Happy new year every one! I hope you like the first chapter I've posted this New Year!

P.S. I'm being year retarded lately, so if I mess up the years in the story, I'm trying my hardest to make sure I don't, but in this chapter, Alice is six, Cynthia is about to turn two

January 1st, 1908

And so started another new year. Alice had said she wanted to stay up until midnight with me, but she had fallen asleep next to me way before then. Cynthia hadn't mad it nearly as far as her, she still had weird sleeping habits that included sleeping all day and staying up at night and the other way around.

Alice was still asleep next to me with Embry pressed up against her chest at midnight, so I carefully picked her and the dog up and took her to her room. Alice sure had gotten attached to the little dog; she wanted to take him every where with her. I usually let her have her way, and the dog was with her almost all day excluding school, though she had slipped Embry into her bad and took him with, until he jumped out that is. Alice came home with a very livid note from her teacher and an order to keep him at home from now on.

I took Cynthia to bed next. Cynthia had her pet too, an orange cat that she had named Kitty. She was two, what did you expect? She loved her cat, but Embry and Kitty had a full on war going on. Alice refused to let them be in the same room together, for fear that her dog would attack the little cat, or the other way around. She had just gotten the cat a few months ago, and liked to always have her on her lap, so Alice almost always had to keep Embry in her room unless Cynthia happened to have the cat with her in her room.

Alice's future sight had become something she never talked about. Someone might think it had vanished, or it had only been a phase she grew out of, but if you looked carefully you could still see when she was having a vision, she got a blank look over her face, and her eyes were always focused on something far away. She still had those bad visions at night, and she had told me what they were of. Darkness, nothing but complete and total blackness all around her. She had become terrified of the dark, and refused to be a room with all the lights out. She had never been afraid of the dark before, not even when she was a baby, so the sudden change was eerie for my little girl, if any thing, all the other six year olds were getting over their fear of darkness, while Alice was getting one.

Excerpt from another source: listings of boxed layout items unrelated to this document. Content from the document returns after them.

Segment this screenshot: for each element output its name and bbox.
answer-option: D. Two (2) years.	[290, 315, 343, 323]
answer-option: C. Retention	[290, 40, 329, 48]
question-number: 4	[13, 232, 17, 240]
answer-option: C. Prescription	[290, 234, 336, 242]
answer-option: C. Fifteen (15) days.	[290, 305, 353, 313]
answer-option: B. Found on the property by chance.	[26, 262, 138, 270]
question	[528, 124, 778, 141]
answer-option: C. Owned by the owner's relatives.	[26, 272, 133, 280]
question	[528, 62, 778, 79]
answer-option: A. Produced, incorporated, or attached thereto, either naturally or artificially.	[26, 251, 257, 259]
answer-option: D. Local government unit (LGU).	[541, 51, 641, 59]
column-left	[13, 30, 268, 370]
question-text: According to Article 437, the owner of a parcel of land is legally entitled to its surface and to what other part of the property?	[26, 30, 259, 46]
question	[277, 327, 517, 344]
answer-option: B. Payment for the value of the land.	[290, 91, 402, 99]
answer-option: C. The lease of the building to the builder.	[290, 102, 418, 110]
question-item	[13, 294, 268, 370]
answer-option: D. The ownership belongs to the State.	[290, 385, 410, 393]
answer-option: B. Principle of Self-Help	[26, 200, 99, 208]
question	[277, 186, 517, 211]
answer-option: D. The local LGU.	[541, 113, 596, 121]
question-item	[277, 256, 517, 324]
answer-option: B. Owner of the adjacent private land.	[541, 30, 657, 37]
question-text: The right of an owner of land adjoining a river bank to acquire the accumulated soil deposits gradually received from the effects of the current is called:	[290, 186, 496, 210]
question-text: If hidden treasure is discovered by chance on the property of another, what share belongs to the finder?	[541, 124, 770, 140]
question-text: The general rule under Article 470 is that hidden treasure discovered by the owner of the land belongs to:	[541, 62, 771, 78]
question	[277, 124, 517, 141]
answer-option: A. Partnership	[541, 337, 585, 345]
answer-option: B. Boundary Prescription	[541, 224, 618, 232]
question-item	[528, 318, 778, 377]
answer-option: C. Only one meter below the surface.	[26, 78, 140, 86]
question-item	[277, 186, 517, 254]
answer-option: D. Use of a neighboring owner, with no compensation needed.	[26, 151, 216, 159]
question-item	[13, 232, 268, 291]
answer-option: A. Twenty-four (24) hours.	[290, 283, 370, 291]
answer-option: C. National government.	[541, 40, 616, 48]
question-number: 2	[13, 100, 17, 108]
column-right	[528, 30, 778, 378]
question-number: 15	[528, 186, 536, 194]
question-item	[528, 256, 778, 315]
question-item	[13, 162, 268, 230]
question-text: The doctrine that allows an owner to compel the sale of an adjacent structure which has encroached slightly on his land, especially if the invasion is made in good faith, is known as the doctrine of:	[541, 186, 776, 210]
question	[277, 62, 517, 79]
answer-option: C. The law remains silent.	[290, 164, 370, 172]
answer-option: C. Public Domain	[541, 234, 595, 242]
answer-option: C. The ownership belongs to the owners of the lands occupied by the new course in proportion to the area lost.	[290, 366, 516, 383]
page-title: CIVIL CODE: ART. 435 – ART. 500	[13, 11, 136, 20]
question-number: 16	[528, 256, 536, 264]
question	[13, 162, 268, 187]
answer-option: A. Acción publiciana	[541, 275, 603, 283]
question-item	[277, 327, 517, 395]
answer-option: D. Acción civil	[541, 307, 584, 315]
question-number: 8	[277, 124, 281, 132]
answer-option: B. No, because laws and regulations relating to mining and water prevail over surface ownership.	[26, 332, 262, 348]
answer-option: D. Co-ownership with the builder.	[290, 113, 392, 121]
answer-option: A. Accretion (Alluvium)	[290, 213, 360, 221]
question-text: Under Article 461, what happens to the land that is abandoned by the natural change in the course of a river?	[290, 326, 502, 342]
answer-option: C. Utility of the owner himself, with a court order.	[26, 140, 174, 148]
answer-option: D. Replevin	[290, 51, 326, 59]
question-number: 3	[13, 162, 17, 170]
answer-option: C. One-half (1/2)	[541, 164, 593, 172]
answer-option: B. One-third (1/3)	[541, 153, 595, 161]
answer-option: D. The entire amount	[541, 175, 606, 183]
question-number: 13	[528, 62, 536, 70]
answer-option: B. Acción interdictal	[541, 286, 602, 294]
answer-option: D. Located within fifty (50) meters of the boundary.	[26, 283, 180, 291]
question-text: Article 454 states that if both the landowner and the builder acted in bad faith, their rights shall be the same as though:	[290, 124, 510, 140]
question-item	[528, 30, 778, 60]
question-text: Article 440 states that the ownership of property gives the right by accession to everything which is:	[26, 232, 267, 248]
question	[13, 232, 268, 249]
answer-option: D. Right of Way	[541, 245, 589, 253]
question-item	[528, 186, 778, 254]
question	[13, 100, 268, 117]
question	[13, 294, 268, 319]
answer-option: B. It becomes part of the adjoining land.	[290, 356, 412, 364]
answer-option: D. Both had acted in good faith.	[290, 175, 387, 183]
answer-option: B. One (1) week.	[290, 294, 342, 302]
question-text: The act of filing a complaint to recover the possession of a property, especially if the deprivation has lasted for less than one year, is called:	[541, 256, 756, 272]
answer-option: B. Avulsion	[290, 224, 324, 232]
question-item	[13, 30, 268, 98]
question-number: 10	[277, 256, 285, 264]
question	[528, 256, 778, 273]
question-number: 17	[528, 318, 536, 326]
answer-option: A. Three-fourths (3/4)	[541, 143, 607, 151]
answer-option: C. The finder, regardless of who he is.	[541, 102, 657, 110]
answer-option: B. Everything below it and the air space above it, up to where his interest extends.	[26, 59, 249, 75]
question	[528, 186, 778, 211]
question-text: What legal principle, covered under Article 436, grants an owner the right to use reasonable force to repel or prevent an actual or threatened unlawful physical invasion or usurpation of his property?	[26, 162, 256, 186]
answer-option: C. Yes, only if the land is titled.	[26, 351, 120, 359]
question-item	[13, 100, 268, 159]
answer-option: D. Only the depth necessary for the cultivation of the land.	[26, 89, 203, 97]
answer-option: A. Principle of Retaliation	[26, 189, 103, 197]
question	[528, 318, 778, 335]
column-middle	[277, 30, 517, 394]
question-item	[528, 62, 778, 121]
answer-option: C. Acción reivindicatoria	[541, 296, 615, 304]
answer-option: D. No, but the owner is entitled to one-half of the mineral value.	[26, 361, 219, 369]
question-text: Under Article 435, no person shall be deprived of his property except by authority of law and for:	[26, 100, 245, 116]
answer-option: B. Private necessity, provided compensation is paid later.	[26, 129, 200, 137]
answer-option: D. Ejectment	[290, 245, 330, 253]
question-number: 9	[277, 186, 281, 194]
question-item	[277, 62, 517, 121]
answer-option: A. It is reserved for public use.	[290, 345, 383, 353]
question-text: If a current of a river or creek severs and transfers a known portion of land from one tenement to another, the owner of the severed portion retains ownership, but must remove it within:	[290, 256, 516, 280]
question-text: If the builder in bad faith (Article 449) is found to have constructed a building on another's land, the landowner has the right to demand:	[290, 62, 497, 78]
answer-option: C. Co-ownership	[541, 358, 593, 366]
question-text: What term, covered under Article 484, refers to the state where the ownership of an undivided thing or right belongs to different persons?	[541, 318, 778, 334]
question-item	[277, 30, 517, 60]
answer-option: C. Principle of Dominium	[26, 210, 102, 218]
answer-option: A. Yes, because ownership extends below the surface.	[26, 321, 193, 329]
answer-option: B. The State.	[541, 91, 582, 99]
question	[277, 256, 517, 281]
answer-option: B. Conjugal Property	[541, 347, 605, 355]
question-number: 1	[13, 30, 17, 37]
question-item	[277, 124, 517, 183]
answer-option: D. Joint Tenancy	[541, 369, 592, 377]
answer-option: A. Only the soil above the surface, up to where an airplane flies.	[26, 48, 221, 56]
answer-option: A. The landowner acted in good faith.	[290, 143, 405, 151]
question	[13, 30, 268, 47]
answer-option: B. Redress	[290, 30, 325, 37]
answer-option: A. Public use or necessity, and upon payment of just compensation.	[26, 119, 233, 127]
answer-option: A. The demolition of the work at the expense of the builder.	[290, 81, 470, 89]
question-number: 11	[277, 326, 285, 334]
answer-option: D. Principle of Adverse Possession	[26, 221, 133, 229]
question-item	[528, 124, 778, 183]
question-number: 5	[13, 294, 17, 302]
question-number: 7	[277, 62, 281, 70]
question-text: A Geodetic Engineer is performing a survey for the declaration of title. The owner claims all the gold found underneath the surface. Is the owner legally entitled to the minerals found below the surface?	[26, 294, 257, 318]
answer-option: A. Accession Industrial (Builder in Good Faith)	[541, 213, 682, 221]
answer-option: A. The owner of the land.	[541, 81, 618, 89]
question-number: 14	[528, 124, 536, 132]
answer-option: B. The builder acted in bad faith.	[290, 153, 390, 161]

Her future was starting to confuse her; she got visions of her life in New York, and visions of the dark. I knew that the visions of the dark were of her in the asylum, but I didn't tell her this. She didn't know her mother wanted to send her away, I thought she should keep that sense of familiarity that all the other children had. I was changing my mind about leaving; I had sworn I would not leave unless I knew without a shadow of a doubt that Alice would safe, and I did not have that.

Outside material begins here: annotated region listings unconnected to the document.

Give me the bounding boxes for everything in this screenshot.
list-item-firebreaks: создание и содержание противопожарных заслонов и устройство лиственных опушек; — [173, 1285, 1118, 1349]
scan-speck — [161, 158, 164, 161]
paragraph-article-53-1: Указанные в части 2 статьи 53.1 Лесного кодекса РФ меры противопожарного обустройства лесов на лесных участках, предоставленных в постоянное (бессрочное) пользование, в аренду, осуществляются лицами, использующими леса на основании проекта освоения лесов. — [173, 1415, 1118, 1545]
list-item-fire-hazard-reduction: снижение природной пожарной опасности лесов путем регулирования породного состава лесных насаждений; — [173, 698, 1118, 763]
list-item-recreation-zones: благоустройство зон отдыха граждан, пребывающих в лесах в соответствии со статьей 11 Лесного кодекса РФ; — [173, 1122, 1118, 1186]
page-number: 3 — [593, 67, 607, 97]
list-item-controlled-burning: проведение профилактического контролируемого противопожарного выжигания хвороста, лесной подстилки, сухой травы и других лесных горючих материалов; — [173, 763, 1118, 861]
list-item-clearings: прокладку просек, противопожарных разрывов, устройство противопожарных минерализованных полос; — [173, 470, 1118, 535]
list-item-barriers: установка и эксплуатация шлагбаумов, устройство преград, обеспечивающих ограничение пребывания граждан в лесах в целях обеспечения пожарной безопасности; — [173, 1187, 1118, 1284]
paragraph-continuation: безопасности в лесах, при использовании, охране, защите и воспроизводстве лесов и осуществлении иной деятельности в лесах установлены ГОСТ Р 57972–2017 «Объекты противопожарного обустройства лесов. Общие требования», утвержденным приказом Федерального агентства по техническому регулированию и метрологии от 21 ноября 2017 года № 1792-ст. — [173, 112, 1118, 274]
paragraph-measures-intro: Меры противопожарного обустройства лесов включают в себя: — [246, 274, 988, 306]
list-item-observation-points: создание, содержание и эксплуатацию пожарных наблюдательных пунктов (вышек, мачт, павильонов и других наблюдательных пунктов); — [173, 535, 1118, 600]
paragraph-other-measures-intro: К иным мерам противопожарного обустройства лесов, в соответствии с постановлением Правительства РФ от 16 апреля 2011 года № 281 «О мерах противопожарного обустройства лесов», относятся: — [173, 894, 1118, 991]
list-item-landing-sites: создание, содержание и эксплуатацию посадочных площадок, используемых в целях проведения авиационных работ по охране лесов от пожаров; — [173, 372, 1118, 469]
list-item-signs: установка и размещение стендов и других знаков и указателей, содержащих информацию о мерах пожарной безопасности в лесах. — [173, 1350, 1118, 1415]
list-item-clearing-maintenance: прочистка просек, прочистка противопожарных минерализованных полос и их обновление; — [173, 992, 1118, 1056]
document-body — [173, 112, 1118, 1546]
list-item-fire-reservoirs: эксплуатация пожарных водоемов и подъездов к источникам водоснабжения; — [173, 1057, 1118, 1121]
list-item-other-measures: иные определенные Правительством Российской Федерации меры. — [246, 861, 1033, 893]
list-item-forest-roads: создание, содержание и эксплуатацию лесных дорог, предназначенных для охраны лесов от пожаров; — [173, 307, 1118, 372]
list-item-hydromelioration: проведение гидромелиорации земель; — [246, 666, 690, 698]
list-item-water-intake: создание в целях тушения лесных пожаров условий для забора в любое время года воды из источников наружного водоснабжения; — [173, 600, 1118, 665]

I didn't have to go; I could take Alice to New York myself and stay there with her. It had been made clear that Alice would not stay here countless times. Every time she got that vacant look around Mary, her mother's face became more and more decided, like it was all up to her what would happen to out daughter. Well it wasn't, I had a say in this, and I would never allow it in my life.

"She isn't a baby any more you know" Mary told me when I saw her next. "You could have just woken her up and had her walk to bed herself"

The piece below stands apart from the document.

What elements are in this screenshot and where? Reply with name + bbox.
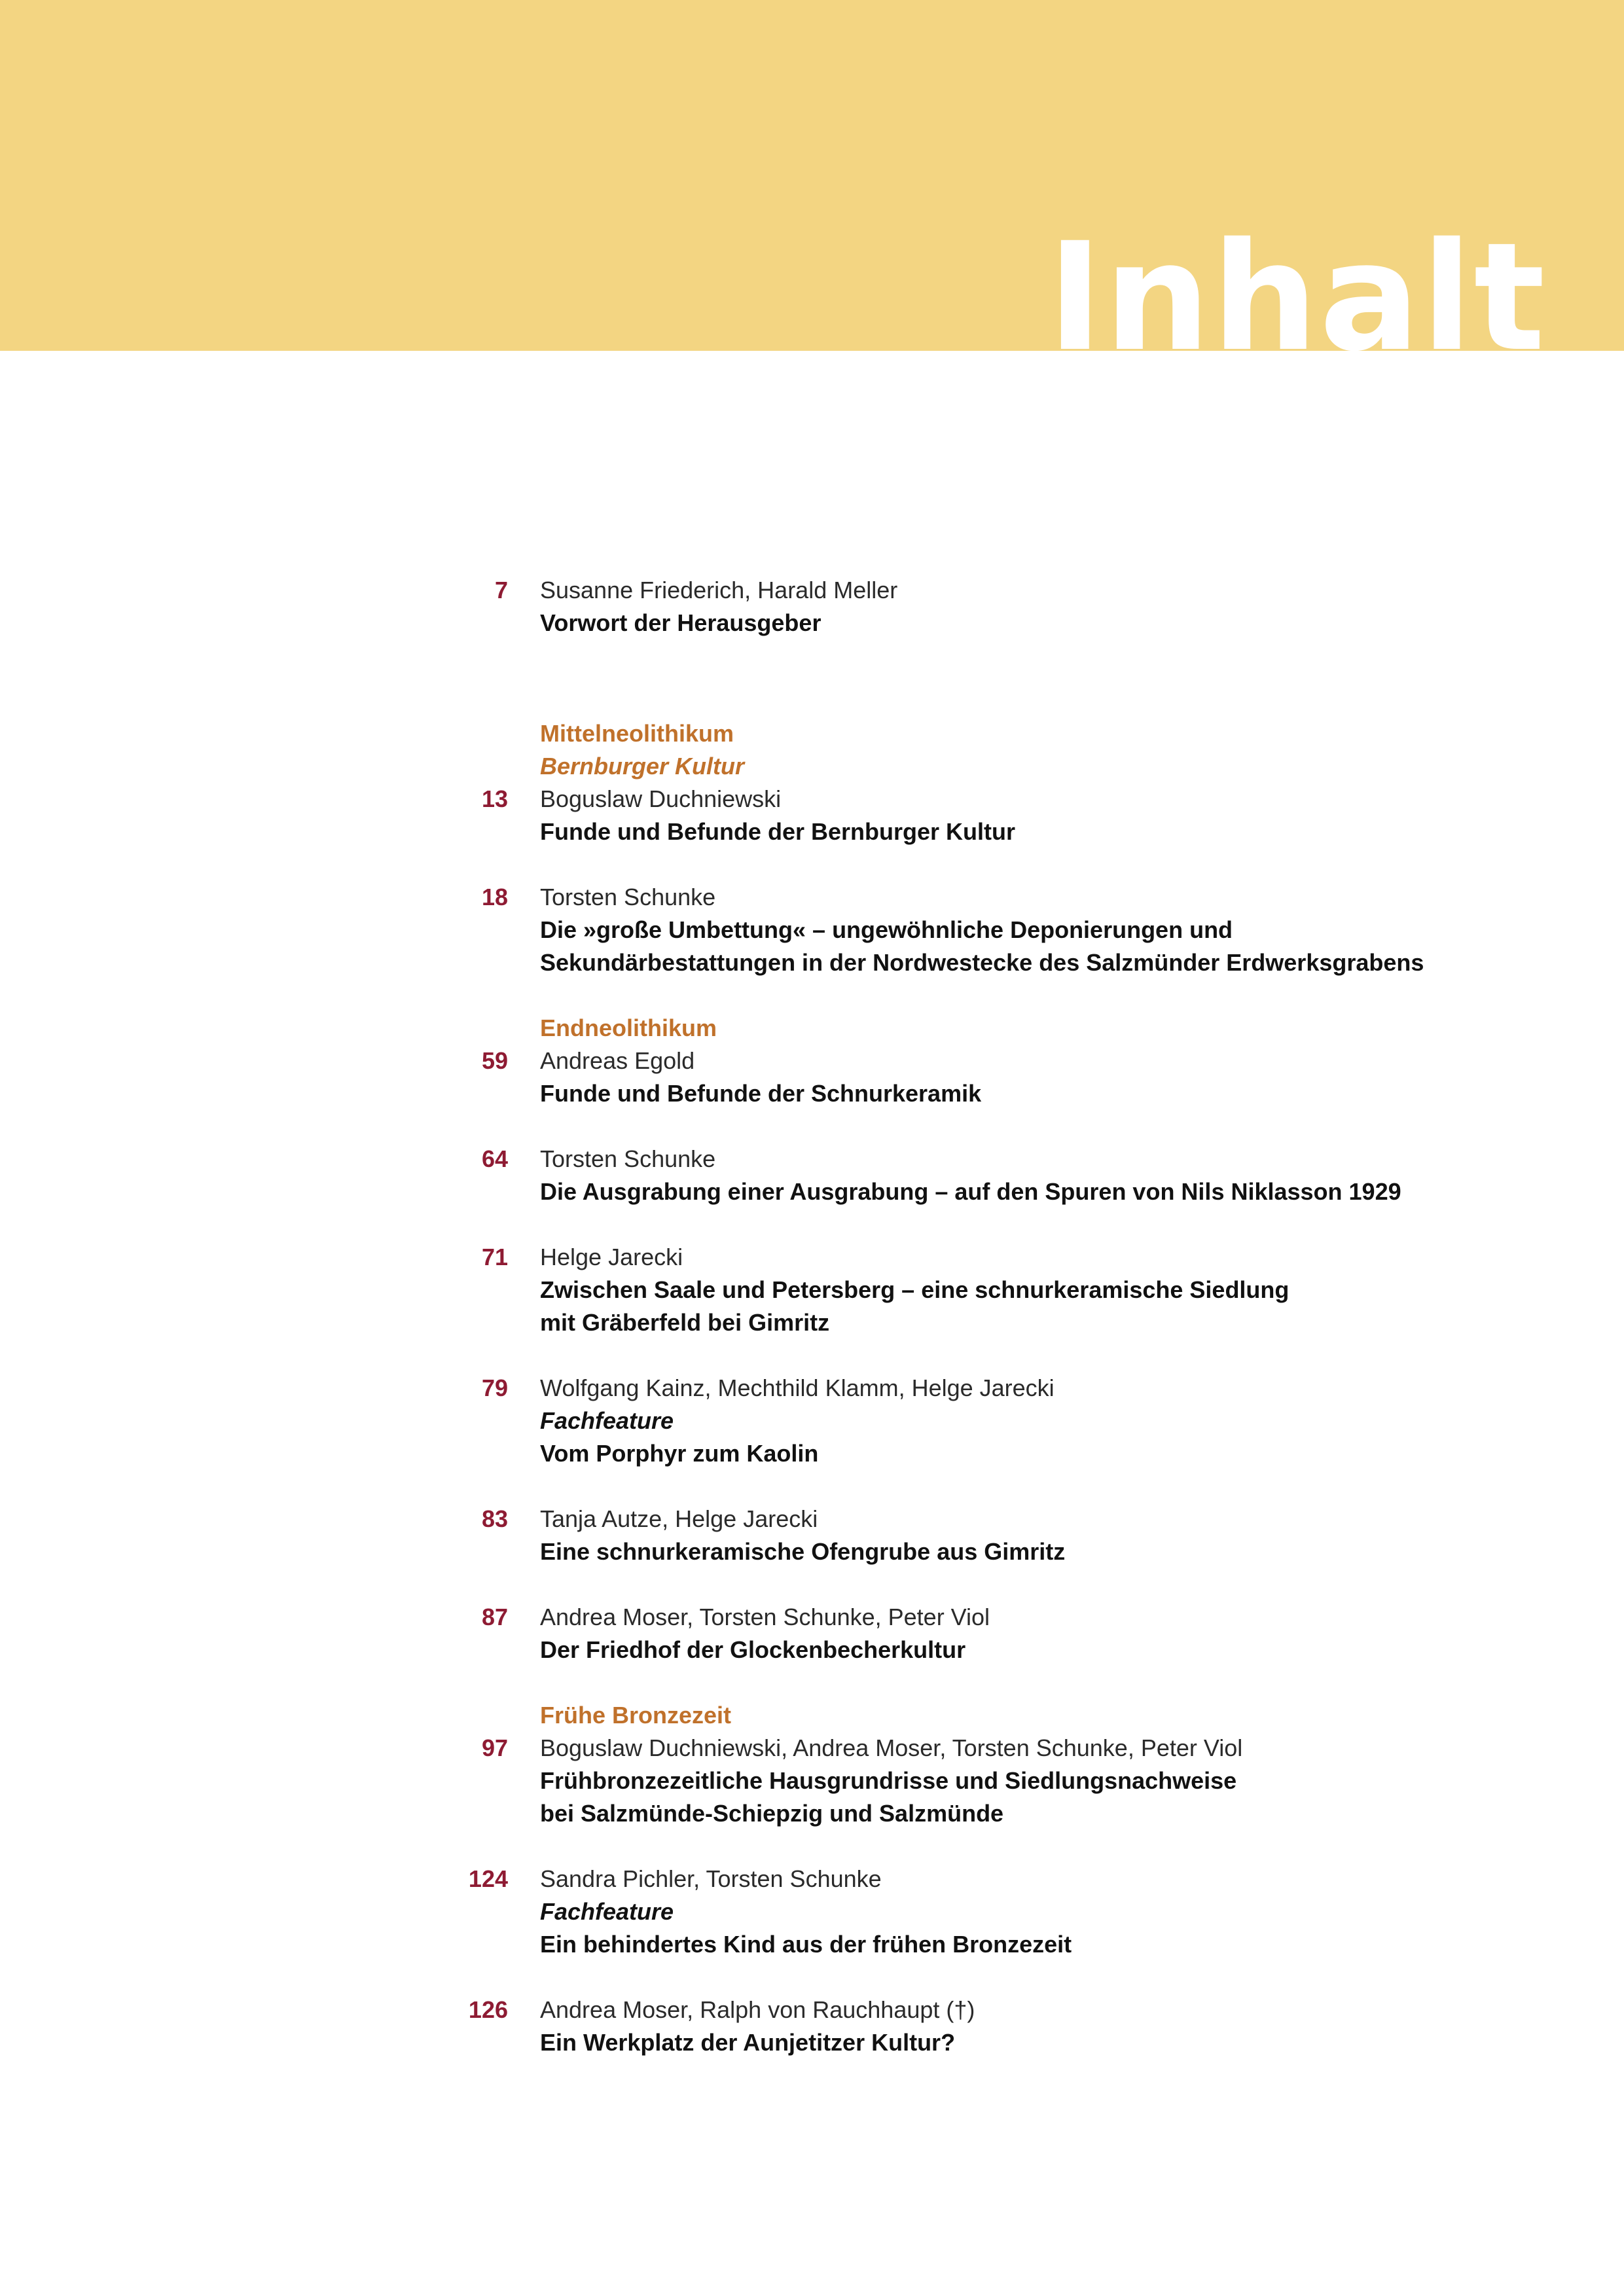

"Well I didn't want to wake her up, you know her, if she woke up now she would never have fallen asleep again." I answered calmly.

"Well she should learn how to, you aren't going to be there forever" She went on to say.

"I may not be there forever, but I intend to be there for as long as possible, meaning until she has children herself at the very least"

"William, nobody is ever going to marry her the way she is, someone might, if we send her to the asylum so she can get better"

"There is nothing to fix" I told her "She is perfectly normal and in no need of an asylum, and I know she is going to get married"

I tried not to tell her this was because she had seen her husband in a vision; this would only make her even angrier. Mary didn't bother to answer me; she just walked out of the room. I hated how she thought nobody would marry our daughter; Alice had known her husband since she was four years old. She was going to get married and have a family of her own one day, even though Alice insisted she was never going to raise children of her own, that she would be unable to.

Alice didn't have any bad dreams tonight, though for her bad dreams always came true, and slept through the night. I didn't know why she was so insistent on her inability to bear children; she would only say that it was because she was never going to change. Alice had taken a liking to be ever vague about her visions, and I never pushed her, I was lucky she would tell me about it at all. She did also insist that she was going to be happy forever and she always said forever as if she really meant forever. Right now, I wished the happiness would come, and take away the dread I felt for my daughter.